Method: Serum samples from kidney transplant recipients that received parenteral therapeutic Vedolizumab monoclonal antibody injection 5 days prior to collection were used in the study. All serum samples were tested for the presence of HLA donor-specific antibodies (DSA) by Luminex single antigen beads assay (Thermo Fisher-One lambda). FCXM were performed using surrogate lymphocytes and sera were treated with heat inactivation (HI, 56°C for 30 mins), dithiothreitol (DTT, 5 mM at 37°C for 15 mins), and inhibitory anti-idiotypic recombinant anti-Vedolizumab antibodies (HCA292, Bio-Rad, at 0.1, 0.05 and 0.025 mg/ml at room temperature for 15 min).

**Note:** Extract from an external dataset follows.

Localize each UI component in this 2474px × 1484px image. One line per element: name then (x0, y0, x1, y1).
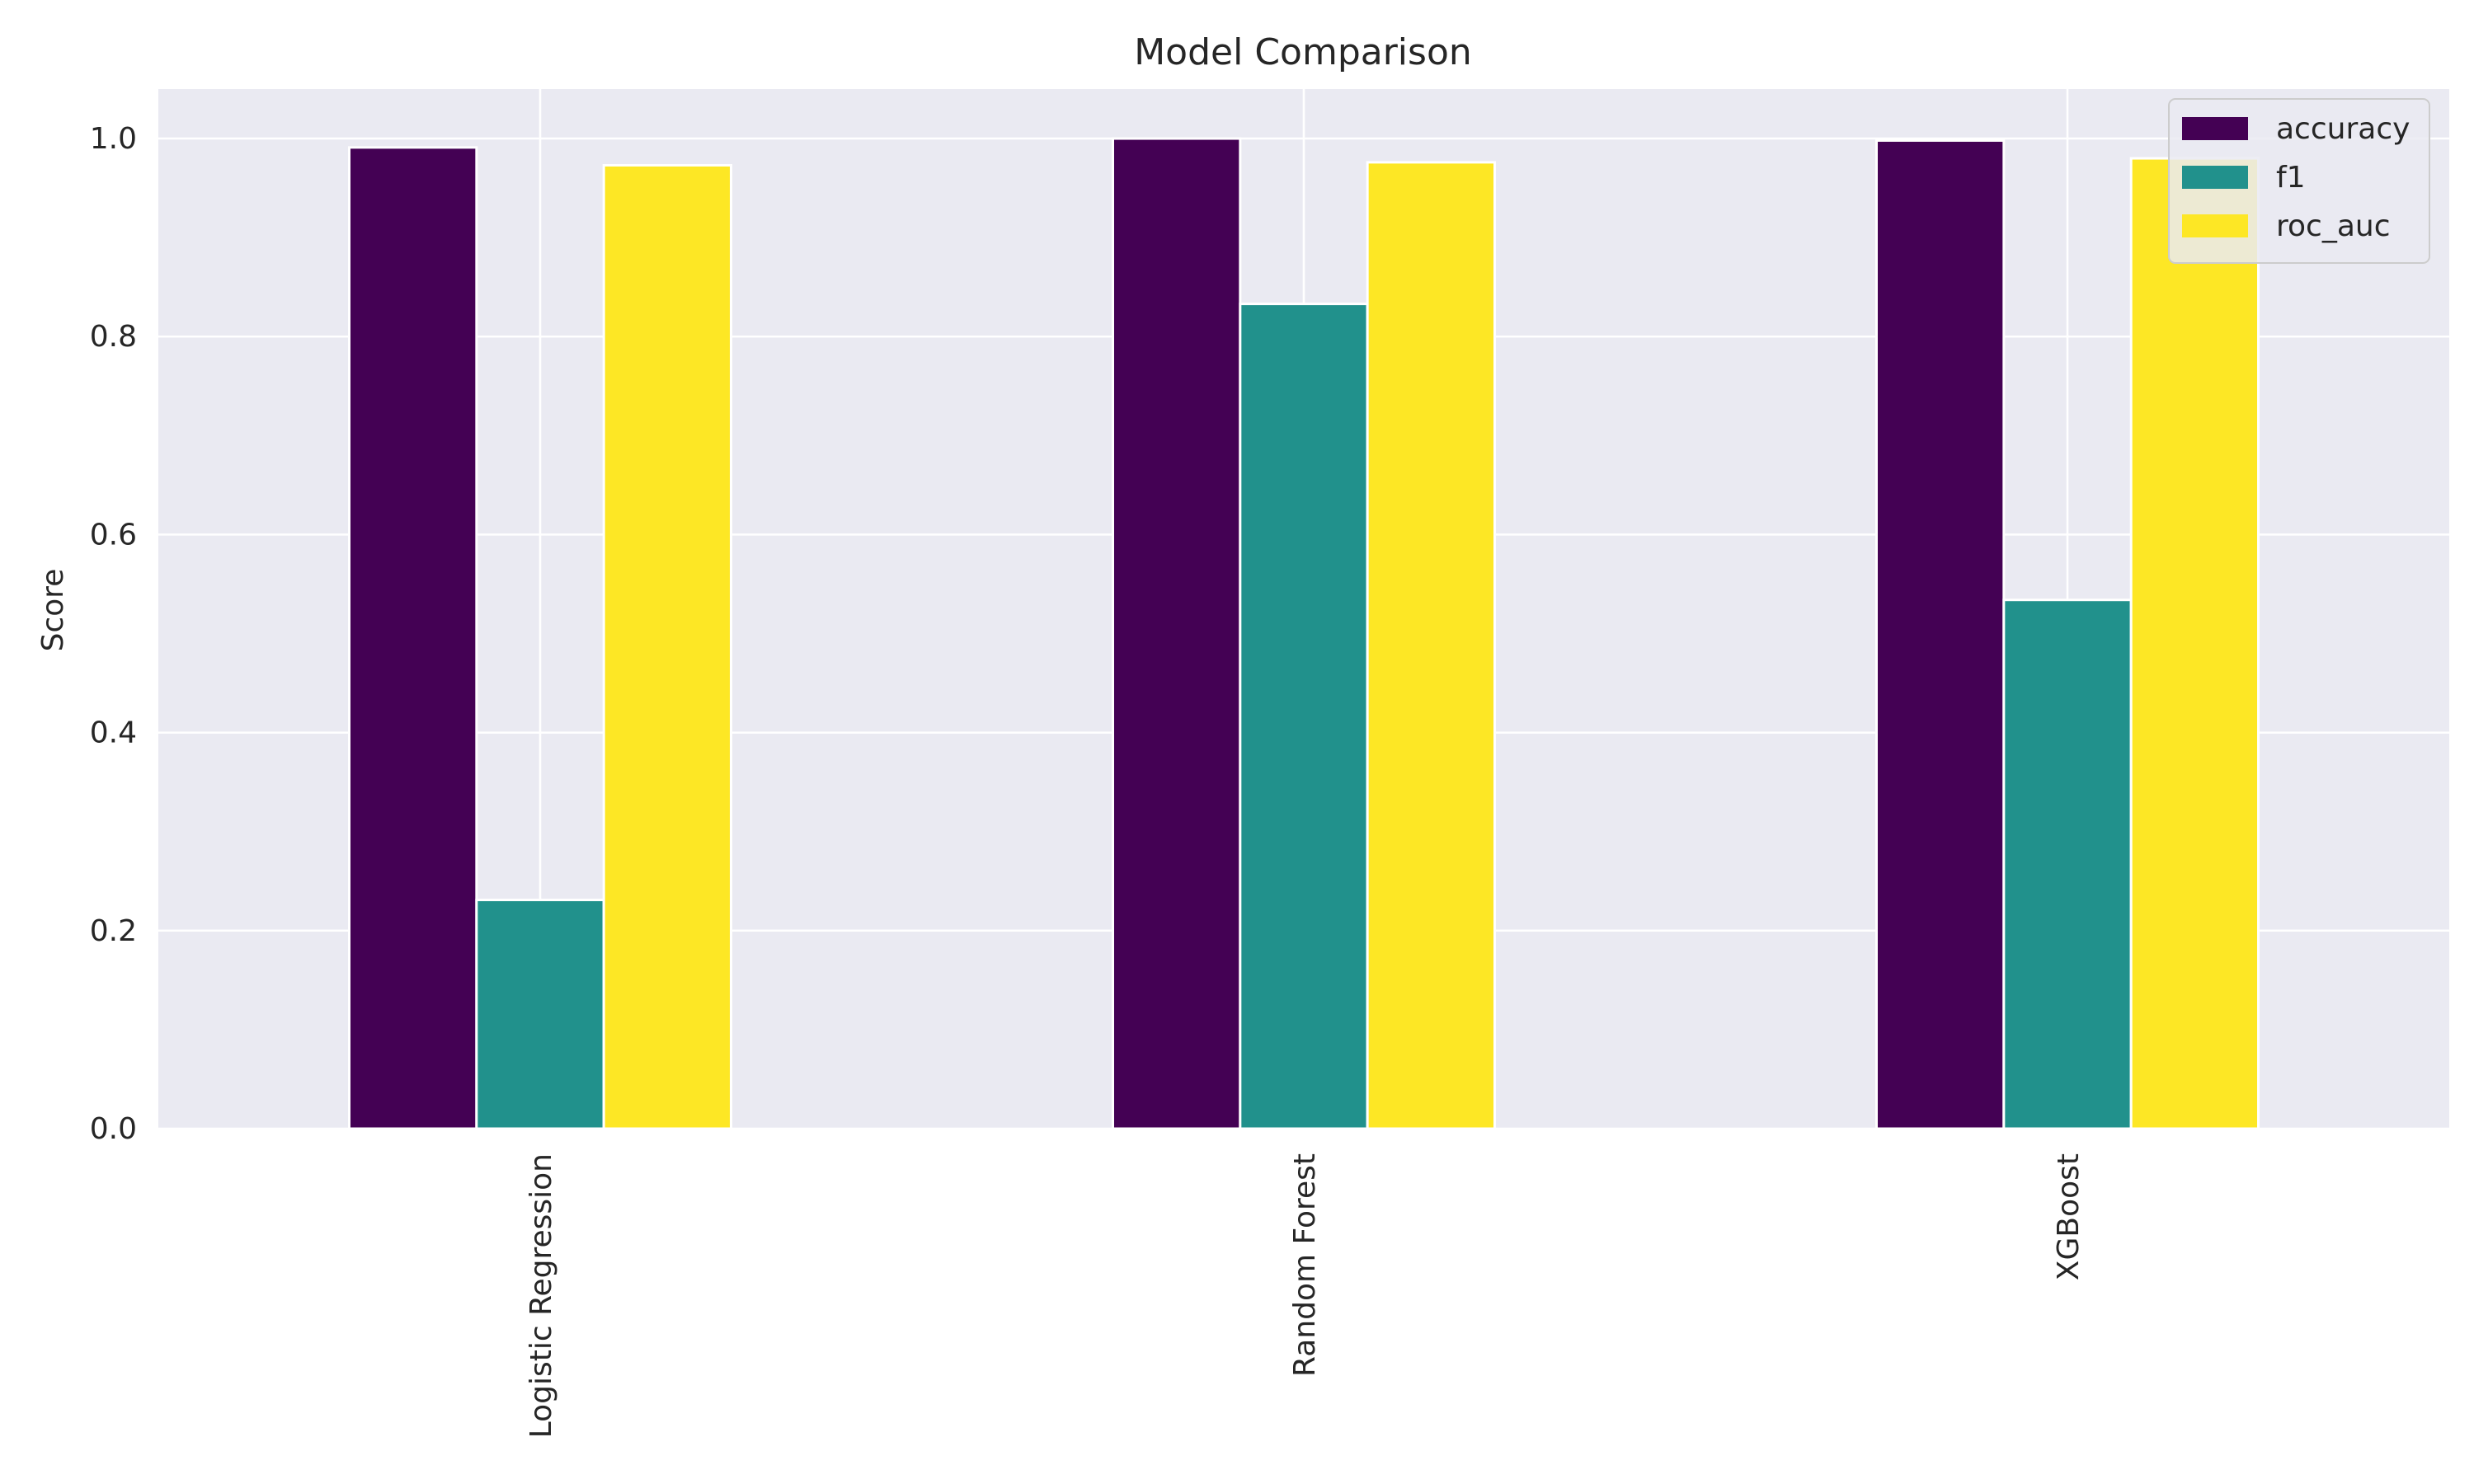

Results: Parenteral administration of therapeutic Vedolizumab monoclonal antibodies caused false positive allogeneic T- and B-cell FCXM in the absence of HLA DSA. HI and DTT treatment of sera had not effect on the false positive T and B cell FCXM. However, recombinant anti-Vedolizumab antibodies successfully abrogated the false positive T and B cell FCXM at 0.1 mg/ml and 0.05 mg/ml concentrations (Table 1). Anti-Vedolizumab antibodies at 0.1 mg/ml concentration had no effect on the negative and positive crossmatch control serum.
Conclusion: This is the first report showing that therapeutic administration of Vedolizumab monoclonal antibodies cause false positive T and B cell FCXM in absence of HLA DSA which can preclude from proceeding with allogeneic transplantation. In addition, recombinant anti-Vedolizumab antibodies abrogated false positive allogeneic T and B cell FCXM.